By Mei Jingya, Sina English
The United States had reportedly requested Thailand to approve its use of Thailand's civil-military U-Tapao air base for climate studies and wanted a reply from the Thai side before June 26, which has sparked controversy and heated debates in the country.
Thai media reported a NASA aircraft and equipments are already in Thailand for so-called 'atmospheric studies in the South and Southeast Asia region'. The official calendar of the proposed research mission on the NASA website shows equipment have been shipped to Thailand on May 18, apparently confirming the report. How could this happen before Thailand nods to the move?

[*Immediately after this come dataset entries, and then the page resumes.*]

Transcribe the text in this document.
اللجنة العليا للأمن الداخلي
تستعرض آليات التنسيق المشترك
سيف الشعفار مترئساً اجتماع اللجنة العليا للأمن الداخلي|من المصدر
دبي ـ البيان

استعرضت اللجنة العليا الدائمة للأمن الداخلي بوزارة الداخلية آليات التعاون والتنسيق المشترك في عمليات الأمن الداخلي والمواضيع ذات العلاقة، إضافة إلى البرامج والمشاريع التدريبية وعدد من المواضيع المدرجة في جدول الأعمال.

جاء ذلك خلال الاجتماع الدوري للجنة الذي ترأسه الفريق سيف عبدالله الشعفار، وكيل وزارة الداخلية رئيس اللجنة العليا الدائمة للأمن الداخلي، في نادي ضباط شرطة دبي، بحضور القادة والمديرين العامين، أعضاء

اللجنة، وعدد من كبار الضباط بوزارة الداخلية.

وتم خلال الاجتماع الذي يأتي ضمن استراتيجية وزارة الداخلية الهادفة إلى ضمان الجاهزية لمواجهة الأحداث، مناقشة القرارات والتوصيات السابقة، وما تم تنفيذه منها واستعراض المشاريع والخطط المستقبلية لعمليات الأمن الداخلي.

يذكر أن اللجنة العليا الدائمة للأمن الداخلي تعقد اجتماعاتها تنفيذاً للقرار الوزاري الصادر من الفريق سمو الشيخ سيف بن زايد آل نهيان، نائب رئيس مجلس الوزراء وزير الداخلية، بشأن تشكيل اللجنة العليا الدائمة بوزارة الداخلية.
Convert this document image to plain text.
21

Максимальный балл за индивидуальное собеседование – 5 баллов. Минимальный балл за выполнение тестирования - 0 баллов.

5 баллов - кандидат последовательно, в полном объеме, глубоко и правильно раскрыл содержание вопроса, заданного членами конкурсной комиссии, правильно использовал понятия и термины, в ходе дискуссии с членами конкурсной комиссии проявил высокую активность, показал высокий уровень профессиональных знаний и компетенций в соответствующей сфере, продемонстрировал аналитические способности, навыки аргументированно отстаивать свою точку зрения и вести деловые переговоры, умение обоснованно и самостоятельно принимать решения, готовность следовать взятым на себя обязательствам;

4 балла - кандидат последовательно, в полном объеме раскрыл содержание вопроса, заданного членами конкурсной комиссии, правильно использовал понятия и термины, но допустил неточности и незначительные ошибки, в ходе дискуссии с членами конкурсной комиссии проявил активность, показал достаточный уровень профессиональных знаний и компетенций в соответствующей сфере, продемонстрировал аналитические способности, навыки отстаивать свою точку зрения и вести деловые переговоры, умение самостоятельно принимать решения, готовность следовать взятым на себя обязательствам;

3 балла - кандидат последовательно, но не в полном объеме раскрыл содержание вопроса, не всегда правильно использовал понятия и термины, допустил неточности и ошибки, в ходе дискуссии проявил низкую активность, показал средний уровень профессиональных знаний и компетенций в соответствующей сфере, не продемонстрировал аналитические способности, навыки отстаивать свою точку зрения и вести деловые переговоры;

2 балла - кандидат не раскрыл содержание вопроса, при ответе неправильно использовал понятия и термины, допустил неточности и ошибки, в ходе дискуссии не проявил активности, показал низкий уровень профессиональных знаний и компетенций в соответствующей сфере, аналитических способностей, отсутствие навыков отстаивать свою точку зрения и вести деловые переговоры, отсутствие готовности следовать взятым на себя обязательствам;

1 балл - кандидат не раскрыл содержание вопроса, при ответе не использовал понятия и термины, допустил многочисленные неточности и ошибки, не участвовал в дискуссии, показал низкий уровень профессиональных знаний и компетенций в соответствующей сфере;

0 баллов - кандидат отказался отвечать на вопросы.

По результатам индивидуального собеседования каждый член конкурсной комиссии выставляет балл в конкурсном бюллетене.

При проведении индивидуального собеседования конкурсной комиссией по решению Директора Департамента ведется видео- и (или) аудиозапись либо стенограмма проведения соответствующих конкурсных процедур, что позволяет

Still, the Royal Thai Navy has dismissed this as baseless rumors. Prime Minister Yingluck Shinawatra Friday said the foreign ministry, the armed forces and the Council of State are still looking at the issue. The cabinet is expected to press ahead with approving the request tomorrow after postponing a decision in the wake of the growing criticism.
Washington's U-Tapao request has raised multiple concerns. Is the project a disguise for military purposes? Will it pose a threat to Thailand’s sovereignty and its Asian neighbors?
To clear up the possible 'misapprehensions', NASA’s main coordinator of the project Hal Maring said during an interview with Bangkok Post that the weather study is of great scientific potentials and has been all along planned and, the move has nothing to do U.S. military, he added.
The study, if approved, is expected to be conducted in August and September. Thai media reported that an ER-2 NASA aircraft could be used within the period.
The aircraft, a modified design of Lockheed's U-2 aircraft, can climb to an altitude of 21 kilometers, defying radars.
This gives rise to the concern that the U-Tapao project is actually a disguise for a new secret US intelligence operations targeting, perhaps, China.